AS he sits playing with his toys, picking up the remote to search for Peppa Pig on the TV, Jake Booth is just like any other three-year-old.
But Jake isn’t the same as most toddlers.
He has learning difficulties and epilepsy means he has severe fits fortnightly. He also has weekly “drop seizures”.
Around 18 months ago he started attending Cherry Tree Private Day Nursery, Halifax, and was given nine hours of help from a care worker – funded by the Pre-school alliance, through Calderdale Council.
Since then, his development has come on leaps and bounds.
His proud parents can’t praise the nursery, or his support worker, enough.

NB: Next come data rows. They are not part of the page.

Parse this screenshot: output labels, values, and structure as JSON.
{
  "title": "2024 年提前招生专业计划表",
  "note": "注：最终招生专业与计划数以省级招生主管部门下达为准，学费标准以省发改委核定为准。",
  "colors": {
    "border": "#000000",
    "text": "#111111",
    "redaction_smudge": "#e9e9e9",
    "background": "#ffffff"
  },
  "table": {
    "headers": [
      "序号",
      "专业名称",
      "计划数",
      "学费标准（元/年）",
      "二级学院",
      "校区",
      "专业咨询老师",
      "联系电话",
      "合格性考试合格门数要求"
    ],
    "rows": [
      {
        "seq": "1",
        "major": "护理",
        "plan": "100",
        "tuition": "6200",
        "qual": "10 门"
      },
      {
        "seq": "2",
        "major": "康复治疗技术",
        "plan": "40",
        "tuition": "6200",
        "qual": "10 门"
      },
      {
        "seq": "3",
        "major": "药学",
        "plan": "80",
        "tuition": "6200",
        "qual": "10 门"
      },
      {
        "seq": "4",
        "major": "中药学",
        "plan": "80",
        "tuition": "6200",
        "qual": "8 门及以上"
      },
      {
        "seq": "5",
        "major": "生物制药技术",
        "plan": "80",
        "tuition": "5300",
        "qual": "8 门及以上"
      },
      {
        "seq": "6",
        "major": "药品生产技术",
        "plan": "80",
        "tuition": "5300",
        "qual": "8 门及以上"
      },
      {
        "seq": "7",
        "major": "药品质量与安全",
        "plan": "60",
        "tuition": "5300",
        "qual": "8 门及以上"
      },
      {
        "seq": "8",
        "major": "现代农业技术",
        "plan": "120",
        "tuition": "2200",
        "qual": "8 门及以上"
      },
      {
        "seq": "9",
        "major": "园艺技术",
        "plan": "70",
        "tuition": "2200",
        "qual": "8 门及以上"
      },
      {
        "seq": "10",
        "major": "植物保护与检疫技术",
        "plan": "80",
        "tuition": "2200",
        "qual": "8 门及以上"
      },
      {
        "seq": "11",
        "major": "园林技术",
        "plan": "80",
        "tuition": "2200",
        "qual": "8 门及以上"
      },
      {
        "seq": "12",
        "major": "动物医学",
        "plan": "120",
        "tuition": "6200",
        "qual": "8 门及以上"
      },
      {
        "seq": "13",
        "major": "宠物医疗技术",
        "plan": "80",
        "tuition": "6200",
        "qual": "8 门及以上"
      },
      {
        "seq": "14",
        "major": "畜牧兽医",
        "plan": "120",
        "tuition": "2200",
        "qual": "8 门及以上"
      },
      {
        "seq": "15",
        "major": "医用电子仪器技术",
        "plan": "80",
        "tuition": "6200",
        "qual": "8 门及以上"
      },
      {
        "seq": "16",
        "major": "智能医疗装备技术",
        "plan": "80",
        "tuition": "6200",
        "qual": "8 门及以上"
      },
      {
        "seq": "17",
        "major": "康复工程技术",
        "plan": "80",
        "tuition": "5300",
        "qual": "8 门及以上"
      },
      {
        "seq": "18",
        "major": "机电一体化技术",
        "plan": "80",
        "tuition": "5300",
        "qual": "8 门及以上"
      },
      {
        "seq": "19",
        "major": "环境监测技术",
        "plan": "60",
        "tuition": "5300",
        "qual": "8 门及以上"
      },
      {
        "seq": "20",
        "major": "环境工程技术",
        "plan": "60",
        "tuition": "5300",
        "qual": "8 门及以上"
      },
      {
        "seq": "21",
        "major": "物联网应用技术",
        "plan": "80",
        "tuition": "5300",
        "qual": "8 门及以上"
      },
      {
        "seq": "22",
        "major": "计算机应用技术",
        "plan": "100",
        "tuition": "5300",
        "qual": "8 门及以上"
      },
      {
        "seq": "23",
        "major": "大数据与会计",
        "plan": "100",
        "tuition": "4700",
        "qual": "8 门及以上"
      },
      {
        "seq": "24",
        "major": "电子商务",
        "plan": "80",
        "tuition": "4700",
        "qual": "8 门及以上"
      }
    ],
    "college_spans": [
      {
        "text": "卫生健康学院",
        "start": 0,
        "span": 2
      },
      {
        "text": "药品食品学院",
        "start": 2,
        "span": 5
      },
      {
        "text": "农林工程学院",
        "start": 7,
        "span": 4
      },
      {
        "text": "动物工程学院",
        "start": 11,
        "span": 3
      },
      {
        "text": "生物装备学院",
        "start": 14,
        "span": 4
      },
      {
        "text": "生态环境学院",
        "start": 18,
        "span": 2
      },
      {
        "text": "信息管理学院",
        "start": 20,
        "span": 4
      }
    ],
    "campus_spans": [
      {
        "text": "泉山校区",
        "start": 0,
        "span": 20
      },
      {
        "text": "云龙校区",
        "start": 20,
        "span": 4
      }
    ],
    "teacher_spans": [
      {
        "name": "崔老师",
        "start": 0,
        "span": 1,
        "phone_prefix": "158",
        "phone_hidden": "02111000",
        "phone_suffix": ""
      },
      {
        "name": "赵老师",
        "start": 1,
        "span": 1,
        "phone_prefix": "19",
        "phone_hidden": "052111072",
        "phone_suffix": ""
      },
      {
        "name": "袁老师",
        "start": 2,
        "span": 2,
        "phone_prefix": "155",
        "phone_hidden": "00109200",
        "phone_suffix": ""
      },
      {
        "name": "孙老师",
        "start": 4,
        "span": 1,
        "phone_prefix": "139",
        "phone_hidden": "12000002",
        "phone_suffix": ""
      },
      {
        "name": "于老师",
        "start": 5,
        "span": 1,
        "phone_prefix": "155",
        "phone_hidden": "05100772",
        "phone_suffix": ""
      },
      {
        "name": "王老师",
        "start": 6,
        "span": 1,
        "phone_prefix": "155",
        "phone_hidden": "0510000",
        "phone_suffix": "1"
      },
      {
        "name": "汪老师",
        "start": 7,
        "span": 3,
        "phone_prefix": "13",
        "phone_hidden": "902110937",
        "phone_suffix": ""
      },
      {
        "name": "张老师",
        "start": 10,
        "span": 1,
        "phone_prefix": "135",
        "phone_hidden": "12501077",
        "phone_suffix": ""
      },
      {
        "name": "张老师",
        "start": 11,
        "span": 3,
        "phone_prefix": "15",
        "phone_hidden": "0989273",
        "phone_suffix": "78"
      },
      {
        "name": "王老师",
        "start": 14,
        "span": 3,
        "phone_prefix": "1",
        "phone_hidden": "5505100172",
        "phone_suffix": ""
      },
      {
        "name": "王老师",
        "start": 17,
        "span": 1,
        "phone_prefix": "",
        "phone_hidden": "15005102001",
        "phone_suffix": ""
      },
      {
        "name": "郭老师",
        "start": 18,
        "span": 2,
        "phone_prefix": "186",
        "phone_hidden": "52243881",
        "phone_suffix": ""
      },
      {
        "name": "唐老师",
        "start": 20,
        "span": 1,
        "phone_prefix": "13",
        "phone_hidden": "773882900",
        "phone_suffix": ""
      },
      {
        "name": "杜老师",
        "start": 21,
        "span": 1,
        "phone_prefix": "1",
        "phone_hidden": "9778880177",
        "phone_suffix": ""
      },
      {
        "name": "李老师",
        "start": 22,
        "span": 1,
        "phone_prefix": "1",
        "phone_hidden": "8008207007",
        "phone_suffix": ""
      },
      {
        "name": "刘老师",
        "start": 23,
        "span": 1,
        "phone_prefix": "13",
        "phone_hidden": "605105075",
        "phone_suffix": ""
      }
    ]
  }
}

“They have bent over backwards for us,” said Joanne.
Now, as part of the cuts the Booth family, of Mytholmroyd, face losing the support workers.
His parents would then have to either find enough money to privately fund a care worker, or one of them quit their job and stay at home full-time.
“He couldn’t really stay at the nursery as it’s not fair on the staff,” said Joanne, 37, a civil servant.
“Just because he’s got learning difficulties he should still have the same chances as somebody who doesn’t.”
“He was given a chance, but now that could be taken away,” said Joel.
“Surely children’s welfare should be the last thing we cut?” he said.
But the sympathetic parents know they’re luckier than some. “There will be people out there who are in a worse position than us,” said Joanne.